The 303 evacuees included 162 children, Syrian state television reported.
Both Daraya and Moadamiyeh al-Sham have been besieged by government forces for years after they fell to rebels.
The Syrian Observatory for Human Rights, a monitoring group, said that the evacuation of at least 300 civilians, mostly children and women, from Moadamiyeh al-Sham was overseen by the Syrian Red Crescent.
Pro-Syrian Lebanese television al-Mayadeen showed live footage of civilians lining up and registering their names before they boarded buses to leave from Moadamiyeh al-Sham.
The move comes a week after civilians were evacuated from Daraya to temporary accommodation centres on the outskirts of Damascus.
Opposition fighters and their families were also transferred from Daraya to the rebel-held province of Idlib in north-western Syria.
Head of the Daraya municipality, Marwan Obeid, told dpa that 220 rebel fighters had refused to go to sheltering facilities in government-held areas.
"They will leave for Idlib," Obeid said.
The fighters' departure has been delayed due to fighting between government forces and rebels in the central province of Hama, which is a conduit to rebel-held Idlib, Obeid added.
Around 500 more civilians will be evacuated from Moadamiyeh al-Sham in the "coming two days" to sheltering facilities in Harjale, Marwan said.
Another deal is being negotiated with the government to give amnesty to an estimated 1,900 rebel fighters and allow them to stay in Moadamiyeh al-Sham in return for surrender of their weapons to regime forces, sources close to the talks said.

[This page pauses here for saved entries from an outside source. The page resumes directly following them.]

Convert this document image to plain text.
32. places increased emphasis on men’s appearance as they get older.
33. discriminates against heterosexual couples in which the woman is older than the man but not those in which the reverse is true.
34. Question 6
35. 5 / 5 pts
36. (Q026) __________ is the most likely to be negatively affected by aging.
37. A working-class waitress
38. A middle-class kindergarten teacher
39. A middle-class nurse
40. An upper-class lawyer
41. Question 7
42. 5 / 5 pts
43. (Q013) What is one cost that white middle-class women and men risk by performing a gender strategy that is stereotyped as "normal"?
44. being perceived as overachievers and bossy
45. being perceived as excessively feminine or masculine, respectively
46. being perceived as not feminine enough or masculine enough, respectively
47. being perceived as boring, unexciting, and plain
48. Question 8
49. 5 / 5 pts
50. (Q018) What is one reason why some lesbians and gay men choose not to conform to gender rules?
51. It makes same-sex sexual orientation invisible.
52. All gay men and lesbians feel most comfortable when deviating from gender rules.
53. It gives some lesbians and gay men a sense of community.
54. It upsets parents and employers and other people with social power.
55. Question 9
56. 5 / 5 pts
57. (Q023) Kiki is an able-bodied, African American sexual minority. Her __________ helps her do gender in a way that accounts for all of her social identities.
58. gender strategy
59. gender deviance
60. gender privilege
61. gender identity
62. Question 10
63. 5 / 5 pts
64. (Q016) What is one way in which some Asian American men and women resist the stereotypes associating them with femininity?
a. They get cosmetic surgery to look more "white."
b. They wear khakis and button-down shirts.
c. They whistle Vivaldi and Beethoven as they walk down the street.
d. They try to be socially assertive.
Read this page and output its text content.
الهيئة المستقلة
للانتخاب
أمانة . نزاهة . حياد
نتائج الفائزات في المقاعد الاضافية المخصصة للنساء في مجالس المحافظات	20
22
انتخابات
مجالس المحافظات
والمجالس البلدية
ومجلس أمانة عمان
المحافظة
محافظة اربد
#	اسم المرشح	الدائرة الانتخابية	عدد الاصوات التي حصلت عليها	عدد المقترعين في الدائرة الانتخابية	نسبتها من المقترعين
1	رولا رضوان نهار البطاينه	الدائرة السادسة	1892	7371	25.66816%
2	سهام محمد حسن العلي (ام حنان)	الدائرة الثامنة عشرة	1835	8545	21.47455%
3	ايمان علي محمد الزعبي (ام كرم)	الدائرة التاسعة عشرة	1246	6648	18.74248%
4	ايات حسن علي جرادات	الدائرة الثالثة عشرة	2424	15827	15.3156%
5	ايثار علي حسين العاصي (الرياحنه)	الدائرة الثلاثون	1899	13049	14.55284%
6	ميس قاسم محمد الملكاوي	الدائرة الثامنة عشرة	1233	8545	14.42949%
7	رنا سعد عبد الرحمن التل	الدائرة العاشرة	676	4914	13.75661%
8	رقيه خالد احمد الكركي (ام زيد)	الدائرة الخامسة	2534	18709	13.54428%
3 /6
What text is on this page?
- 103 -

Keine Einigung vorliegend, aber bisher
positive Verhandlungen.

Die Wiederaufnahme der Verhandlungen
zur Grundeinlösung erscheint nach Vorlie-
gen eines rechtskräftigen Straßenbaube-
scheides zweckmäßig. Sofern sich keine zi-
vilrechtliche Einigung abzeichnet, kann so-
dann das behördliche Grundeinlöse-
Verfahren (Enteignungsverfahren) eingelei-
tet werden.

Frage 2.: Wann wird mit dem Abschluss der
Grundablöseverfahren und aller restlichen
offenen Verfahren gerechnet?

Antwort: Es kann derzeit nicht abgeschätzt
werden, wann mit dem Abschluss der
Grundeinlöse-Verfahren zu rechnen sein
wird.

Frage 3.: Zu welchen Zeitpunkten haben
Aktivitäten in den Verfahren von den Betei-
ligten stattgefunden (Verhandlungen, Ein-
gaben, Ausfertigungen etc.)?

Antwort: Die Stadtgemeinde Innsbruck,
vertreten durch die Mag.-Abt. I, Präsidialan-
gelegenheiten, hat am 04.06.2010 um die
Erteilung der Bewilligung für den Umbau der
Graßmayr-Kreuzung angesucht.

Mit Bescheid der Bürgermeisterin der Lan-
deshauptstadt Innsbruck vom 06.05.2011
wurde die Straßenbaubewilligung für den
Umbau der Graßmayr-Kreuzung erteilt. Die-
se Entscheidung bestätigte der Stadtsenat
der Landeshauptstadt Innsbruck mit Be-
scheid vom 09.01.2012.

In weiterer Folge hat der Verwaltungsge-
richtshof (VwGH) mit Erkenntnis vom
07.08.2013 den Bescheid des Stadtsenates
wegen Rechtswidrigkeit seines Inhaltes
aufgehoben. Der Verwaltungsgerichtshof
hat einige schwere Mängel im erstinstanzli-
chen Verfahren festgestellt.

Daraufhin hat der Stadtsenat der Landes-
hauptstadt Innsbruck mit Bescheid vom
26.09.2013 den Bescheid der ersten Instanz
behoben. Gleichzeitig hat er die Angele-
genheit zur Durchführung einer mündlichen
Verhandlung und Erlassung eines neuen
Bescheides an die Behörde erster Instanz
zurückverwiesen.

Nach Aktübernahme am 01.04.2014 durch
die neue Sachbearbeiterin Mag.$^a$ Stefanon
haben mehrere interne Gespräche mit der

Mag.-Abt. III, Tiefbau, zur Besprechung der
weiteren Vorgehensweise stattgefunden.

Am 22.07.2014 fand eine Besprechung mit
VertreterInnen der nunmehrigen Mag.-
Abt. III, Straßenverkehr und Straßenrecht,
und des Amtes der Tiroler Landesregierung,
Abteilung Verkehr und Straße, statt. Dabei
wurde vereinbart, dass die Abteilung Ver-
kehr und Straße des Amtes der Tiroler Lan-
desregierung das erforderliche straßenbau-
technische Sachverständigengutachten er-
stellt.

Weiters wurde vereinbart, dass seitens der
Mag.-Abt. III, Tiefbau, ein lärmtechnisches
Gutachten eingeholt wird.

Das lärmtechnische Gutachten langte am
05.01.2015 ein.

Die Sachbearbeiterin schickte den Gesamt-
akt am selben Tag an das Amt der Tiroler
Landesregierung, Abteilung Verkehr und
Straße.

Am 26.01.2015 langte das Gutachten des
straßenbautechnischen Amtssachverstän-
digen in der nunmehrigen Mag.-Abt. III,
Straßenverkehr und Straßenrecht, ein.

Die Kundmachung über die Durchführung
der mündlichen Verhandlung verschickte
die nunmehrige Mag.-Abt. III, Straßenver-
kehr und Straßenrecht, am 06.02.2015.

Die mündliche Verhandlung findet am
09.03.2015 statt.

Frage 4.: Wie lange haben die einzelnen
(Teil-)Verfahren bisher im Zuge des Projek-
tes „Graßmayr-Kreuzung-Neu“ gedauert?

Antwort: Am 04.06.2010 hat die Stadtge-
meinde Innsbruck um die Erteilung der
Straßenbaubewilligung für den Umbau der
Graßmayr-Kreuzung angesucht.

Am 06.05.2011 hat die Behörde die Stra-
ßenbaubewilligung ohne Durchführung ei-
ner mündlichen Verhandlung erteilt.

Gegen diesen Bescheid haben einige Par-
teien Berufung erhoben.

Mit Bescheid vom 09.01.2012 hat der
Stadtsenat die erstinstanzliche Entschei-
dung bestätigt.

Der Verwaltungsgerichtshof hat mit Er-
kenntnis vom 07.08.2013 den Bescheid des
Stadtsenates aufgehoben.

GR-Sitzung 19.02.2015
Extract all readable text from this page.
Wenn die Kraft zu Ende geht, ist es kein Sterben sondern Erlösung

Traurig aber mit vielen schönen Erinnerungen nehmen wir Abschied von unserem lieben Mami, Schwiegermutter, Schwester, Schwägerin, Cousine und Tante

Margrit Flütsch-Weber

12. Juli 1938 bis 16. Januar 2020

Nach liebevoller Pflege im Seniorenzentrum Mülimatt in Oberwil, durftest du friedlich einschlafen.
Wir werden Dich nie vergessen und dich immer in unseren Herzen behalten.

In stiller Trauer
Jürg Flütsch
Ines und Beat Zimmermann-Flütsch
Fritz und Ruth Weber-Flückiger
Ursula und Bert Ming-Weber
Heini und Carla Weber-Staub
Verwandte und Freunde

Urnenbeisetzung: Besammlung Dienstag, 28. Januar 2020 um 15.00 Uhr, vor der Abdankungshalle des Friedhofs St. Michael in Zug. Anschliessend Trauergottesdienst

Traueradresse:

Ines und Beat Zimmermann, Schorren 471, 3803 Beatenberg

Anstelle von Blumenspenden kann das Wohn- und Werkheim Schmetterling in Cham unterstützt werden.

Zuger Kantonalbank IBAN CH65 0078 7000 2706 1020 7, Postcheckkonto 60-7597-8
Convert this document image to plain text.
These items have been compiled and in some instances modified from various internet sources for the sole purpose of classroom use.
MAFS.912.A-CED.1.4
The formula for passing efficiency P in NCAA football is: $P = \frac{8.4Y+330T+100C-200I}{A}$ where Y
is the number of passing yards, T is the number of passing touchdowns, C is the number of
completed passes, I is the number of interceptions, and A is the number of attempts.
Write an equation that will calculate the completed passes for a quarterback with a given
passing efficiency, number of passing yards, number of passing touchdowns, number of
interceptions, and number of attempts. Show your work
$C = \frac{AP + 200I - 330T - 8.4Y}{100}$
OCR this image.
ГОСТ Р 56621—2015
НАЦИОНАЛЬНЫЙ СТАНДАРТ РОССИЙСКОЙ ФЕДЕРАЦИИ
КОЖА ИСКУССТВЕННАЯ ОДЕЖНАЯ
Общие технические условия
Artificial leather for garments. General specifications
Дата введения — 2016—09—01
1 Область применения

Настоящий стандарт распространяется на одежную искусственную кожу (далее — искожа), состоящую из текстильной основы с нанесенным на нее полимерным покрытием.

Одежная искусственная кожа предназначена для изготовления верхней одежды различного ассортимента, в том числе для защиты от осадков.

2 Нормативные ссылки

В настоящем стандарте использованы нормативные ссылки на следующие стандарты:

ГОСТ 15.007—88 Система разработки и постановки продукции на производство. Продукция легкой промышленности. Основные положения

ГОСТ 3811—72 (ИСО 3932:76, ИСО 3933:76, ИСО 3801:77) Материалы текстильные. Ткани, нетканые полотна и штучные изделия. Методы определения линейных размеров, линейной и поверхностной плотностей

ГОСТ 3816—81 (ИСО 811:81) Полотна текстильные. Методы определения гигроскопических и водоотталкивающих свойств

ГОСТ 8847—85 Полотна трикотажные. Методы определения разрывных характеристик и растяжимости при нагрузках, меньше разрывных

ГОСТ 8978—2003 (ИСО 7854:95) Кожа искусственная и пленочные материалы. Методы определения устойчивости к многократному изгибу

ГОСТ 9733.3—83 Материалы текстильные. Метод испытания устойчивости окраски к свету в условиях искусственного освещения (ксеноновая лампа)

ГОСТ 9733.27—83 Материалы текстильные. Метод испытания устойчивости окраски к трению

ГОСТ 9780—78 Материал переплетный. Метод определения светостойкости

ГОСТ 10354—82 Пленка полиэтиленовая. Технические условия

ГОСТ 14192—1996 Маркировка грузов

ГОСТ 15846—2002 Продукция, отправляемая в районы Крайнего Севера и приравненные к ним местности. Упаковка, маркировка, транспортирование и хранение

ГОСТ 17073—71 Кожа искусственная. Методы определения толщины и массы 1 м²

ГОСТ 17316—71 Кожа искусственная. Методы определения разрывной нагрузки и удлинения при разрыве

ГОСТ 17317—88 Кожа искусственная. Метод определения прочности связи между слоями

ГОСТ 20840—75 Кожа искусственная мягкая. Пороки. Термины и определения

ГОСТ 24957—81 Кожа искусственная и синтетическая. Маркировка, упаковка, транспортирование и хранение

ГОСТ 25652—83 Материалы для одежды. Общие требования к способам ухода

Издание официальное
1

In 2013, a truce was reached between the locals of Moadamiyet al-Sham and the Syrian government, but this truce has been breached several times.
The Syrian government has now regained control or negotiated local truces in much of the Damascus hinterland that fell into rebel hands earlier in the five-year conflict.
The Syrian opposition has condemned the series of evacuation as a forced displacement.
The opposition charges that many of the government gains around Damascus have been won by siege and starvation tactics, with rebel districts forced to surrender or sign local truces in order to gain supplies.
Some 600,000 people are currently under siege in Syria, according to UN estimates.
Most of them are in rebel-held areas besieged by government forces, though both rebels and the Islamic State extremist group are also imposing sieges on government-held areas.
The figures do not include Aleppo in northern Syria, where as many as 2 million people are at risk of siege after government and rebel forces cut through each other's supply lines around the divided city in recent weeks.